Ingeniería social: cuando el elemento más frágil de la seguridad eres tú

Toda nuestra vida está en las redes. Desde nuestra cuenta corriente hasta nuestras fotos. Desde nuestras comunicaciones personales a nuestro trabajo. Por eso, ataques como Wannacry o Petya, que han afectado a miles de empresas, incluso a los sistemas informáticos de Chernóbil, o las filtraciones de fotos íntimas de celebridades inquietan. La seguridad informática es una de las principales preocupaciones de los usuarios, que no saben que el elemento más frágil son, precisamente, ellos mismos.

La imagen que tenemos en nuestra mente de los hackers (que, por cierto, no todos los hackers son necesariamente cibercriminales) es esa idea ochentera, de una persona escondida en un bajo oscuro, delante de una pantalla con letras verdes y tecleando a toda velocidad mientras descifran una contraseña o penetran un cortafuegos en cuestión de segundos. Pero, según Digital Guardian solo el 3% de los ataques se realizan aprovechando únicamente fallos de software, el 97% restante necesita algún elemento de engaño para que sea el propio usuario quien realice una acción que abra la puerta. Aquí es donde entra en acción la ingeniería social.

¿Qué es la ingeniería social?

Se trata de un término habitualmente usado en las ciencias políticas que se refiere a vías para influir en el comportamiento de la población de un país. En el ámbito tecnológico, se refiere a la manipulación de usuarios legítimos para obtener una determinada información, como puede ser una contraseña.

En ocasiones, el objetivo se puede cumplir con una simple llamada, por ejemplo haciéndose pasar por el banco, o un email con un archivo adjunto aparentemente importante que descarga un código malicioso. En otras ocasiones, puede requerir ganarse la confianza del usuario de forma más personal y trabajada.
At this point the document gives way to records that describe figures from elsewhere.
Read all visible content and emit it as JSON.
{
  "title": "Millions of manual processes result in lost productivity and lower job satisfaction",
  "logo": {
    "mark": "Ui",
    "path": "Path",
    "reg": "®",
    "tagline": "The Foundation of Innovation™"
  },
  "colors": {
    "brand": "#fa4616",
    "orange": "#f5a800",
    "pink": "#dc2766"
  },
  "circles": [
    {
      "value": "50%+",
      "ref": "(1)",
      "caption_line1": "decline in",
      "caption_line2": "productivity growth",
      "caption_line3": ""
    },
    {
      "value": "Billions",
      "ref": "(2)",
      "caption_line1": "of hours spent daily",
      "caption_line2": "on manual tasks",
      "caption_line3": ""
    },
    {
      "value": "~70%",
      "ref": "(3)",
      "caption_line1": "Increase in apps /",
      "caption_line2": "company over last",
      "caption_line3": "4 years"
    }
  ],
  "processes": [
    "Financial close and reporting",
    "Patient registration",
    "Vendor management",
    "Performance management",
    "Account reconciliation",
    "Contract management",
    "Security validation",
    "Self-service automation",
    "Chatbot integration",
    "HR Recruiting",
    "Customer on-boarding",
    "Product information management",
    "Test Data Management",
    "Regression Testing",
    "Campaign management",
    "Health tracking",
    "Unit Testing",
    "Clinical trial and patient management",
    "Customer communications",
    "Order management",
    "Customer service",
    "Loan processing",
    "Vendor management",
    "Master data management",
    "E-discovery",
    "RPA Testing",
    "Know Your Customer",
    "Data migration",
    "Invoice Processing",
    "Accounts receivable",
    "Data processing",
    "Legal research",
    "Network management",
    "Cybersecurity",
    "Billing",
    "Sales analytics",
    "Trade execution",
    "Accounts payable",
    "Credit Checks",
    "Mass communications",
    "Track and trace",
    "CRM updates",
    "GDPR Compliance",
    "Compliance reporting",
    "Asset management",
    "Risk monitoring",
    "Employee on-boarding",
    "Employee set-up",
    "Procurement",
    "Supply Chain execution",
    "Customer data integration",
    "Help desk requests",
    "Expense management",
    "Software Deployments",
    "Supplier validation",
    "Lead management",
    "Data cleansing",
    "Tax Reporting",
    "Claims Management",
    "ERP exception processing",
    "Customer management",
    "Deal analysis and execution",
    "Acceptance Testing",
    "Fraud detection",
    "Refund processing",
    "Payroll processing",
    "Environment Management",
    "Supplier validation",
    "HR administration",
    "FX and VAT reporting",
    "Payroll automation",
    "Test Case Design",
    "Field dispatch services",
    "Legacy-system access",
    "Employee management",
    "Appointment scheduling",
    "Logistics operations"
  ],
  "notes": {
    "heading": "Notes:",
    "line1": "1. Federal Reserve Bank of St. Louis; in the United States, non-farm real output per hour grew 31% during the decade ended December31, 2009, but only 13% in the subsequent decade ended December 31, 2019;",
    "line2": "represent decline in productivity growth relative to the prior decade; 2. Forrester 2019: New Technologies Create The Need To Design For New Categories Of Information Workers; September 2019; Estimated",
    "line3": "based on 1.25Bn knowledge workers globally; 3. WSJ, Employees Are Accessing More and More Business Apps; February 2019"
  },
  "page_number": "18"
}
Kevin Mitnick, el mago del teléfono

Posiblemente uno de las personas que haya llevado la ingeniería social a sus límites es Kevin Mitnick, que entre 1979 -con solo 16 años- y 1995 logró acceder a los sistemas de empresas como Digital Equipment Corporation o Pacific Bell. Pero lo más llamativo de todo es que buena parte del trabajo no lo hizo desde un ordenador, lo hizo desde un teléfono.

Según explica en sus libros -El arte del engaño, El arte de la intrusión y El arte de la invisibilidad- hay cuatro aspectos compartidos por casi todas las personas que facilitan este trabajo: Todos queremos ayudar, el primer movimiento hacia el otro siempre es de confianza, no nos gusta decir "no" y a todos nos gusta que nos alaben.

Una de sus estrategias habituales era tras determinar quién era la persona que tenía la información que necesitaba. A continuación, se ponía en contacto con ella y llevaba la conversación a un punto donde él simulaba tener la información pero incorrecta, de forma que su interlocutor normalmente le corregía, dándole el dato que necesitaba.

El phishing, la forma más habitual de ingeniería social

Los bancos nunca dejan de recordarlo: no te pedirán nunca datos como el número de tarjeta o tu contraseña, ni por teléfono ni por correo. Si en algún momento recibes un correo de tu banco en el que te pide datos, no lo hagas aunque te redirija a la que parece ser la web del banco. Puedes estar ante un caso de phishing.

Esta técnica consiste en recrear la página on-line legitima cuyos datos se quieren robar, de forma que el usuario los introduzca creyendo que está en un lugar seguro (normalmente es la página del banco, pero también puede usarse para robar contraseñas de correo, redes sociales o casi cualquier cosa).

¿Qué puedo hacer para no ser 'hackeado'?

iStock-626530416

Normalmente, se suele creer que este tipo de ataques suele tener éxito en gente con bajo conocimiento de seguridad digital -y es posible que sea así para los ataques más básicos-, aunque dependiendo del nivel de sofisticación del engaño, cualquiera puede caer.

Pero que no cunda el pánico. La mayoría de las personas no tiene información lo suficientemente relevante como para que nadie organice un gran dispositivo con tal de engañarle, como mucho serán el objetivo de algún engaño simple -como el phishing o una llamada telefónica pidiendo algún dato- que pueda realizarse a bulto para ver quién cae.

El principal consejo que se puede dar es, cuando alguien te pide algún tipo de información personal, verificar siempre que sea real. Si recibes un correo del banco, llama para confirmar que son ellos. Nunca reveles contraseñas, claves o nombres de usuario, especialmente por escrito y evita anotarlos. Y, por muy buena persona que parezca ese desconocido que te llama por teléfono, desconfía de él.